The Scorecard has the following objectives:

  • To start a conversation about what measures will contribute to building a bigger, bolder Canada, and how we are performing as a country when it comes to implementing or addressing these measures.
  •  To help policy- and decision-makers identify priorities in building a big, bold, and prosperous nation in 2100, and to encourage a discussion about what we need to do, collectively, to address gaps and leverage opportunities to achieve that vision.
  • Century Initiative will use the findings in the Scorecard to help direct its research, education, advocacy, and convening efforts in its five key domains: immigration, urban development and infrastructure, employment and entrepreneurship, early childhood supports, and education. As our work progresses, the Scorecard will be our annual pulse check on the work that has been achieved and the steps ahead.

Child care

Indicator: Child care

Target: Top 10 of OECD countries. Threshold: 10th in the OECD was New Zealand with a 72.3% enrolment rate for 0 to 5 year-olds in 2017. The way in which the OECD tracks early learning and child care enrolment is not directly comparable to available Canadian data. While Canada does not appear in OECD data on this measure, OECD data provides a general benchmark to which Canada can be compared.
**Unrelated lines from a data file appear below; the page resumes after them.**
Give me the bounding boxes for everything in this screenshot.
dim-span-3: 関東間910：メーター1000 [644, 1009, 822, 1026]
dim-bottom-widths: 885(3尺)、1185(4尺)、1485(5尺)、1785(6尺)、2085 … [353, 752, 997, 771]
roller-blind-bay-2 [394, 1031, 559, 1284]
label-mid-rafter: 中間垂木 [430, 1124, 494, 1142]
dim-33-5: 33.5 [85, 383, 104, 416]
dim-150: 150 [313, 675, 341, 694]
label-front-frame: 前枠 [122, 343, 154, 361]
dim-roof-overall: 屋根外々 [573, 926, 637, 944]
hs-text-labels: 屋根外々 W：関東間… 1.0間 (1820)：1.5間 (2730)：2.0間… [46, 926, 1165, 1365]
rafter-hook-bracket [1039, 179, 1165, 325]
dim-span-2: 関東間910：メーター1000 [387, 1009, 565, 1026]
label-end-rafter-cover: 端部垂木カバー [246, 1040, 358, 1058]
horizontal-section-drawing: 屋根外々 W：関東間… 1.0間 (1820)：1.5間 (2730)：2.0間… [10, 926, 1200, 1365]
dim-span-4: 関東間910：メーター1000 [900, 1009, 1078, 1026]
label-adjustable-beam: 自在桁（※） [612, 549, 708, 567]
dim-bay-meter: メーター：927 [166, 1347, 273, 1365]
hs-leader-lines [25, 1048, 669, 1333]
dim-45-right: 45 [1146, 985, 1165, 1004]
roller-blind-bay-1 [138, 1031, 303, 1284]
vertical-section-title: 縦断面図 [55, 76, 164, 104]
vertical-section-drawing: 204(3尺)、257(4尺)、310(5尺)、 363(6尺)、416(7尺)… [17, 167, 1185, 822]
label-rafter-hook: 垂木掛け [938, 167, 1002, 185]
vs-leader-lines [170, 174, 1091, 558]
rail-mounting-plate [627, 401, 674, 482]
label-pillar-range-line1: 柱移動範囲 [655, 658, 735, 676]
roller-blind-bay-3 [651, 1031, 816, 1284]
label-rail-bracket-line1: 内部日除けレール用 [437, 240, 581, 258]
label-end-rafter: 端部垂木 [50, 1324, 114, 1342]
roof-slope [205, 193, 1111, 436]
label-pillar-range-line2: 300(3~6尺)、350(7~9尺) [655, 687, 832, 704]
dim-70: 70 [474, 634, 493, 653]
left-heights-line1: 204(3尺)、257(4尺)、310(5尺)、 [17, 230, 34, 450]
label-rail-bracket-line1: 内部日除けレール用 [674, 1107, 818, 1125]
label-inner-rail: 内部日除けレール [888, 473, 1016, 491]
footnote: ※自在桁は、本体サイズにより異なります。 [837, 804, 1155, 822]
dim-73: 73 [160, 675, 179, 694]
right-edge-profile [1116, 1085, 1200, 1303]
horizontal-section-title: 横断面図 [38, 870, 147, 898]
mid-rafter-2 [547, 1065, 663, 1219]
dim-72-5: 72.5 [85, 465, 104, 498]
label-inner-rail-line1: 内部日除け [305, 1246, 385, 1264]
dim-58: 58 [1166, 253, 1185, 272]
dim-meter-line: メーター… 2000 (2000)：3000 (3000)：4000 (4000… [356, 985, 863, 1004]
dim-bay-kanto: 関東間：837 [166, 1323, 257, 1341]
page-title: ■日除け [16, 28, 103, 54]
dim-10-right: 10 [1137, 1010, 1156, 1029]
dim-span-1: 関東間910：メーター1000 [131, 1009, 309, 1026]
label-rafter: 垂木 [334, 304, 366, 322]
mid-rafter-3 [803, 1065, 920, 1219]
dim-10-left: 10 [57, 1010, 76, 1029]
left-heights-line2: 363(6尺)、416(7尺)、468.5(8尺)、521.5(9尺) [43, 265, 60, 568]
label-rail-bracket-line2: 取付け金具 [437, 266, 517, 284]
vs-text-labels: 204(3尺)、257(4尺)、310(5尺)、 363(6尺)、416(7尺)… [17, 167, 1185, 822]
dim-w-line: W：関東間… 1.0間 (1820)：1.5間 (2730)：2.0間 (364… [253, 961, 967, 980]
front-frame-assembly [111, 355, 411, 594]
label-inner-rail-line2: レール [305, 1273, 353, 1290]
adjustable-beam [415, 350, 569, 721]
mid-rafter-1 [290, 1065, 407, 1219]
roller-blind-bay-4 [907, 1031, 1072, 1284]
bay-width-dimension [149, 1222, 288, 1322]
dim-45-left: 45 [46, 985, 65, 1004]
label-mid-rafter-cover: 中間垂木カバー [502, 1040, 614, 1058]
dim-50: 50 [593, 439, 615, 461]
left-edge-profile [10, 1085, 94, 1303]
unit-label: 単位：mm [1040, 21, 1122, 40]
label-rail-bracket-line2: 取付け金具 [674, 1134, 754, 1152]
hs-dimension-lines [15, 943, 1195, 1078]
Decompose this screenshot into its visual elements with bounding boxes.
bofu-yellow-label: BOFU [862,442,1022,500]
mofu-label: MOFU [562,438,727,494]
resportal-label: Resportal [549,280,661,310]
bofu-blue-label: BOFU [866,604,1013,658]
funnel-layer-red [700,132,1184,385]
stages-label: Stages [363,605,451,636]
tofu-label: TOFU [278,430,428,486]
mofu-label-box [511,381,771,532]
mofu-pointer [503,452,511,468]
Where Canada is at: Canada had 59.9% of children aged 0 to 5 in some form of child care outside of the immediate family (not including kindergarten) in 2019.

Direction Canada is heading: Falling behind - Participation in child care in Canada, according to available data (which does not cover all forms of early learning and child care), is currently below the OECD average. Due to a lack of internationally comparable data, the degree to which Canada is falling behind in participation is not fully known. Canada’s lack of a national policy on child care also puts it behind many comparable countries, though this could change with new federal commitments to developing a national child care system.

Why it matters: Early learning and child care provides an important foundation for child skills development and well-being. A robust child care system can enable greater participation in the labour force by parents, particularly mothers, which is essential to our economic recovery from Covid-19, and to longer-term prosperity. A strong child care system could also potentially impact decisions on whether to have children. There are disparities in participation in child care across Canada. A UN Sustainable Development Goal is for all children to have access to quality early childhood learning.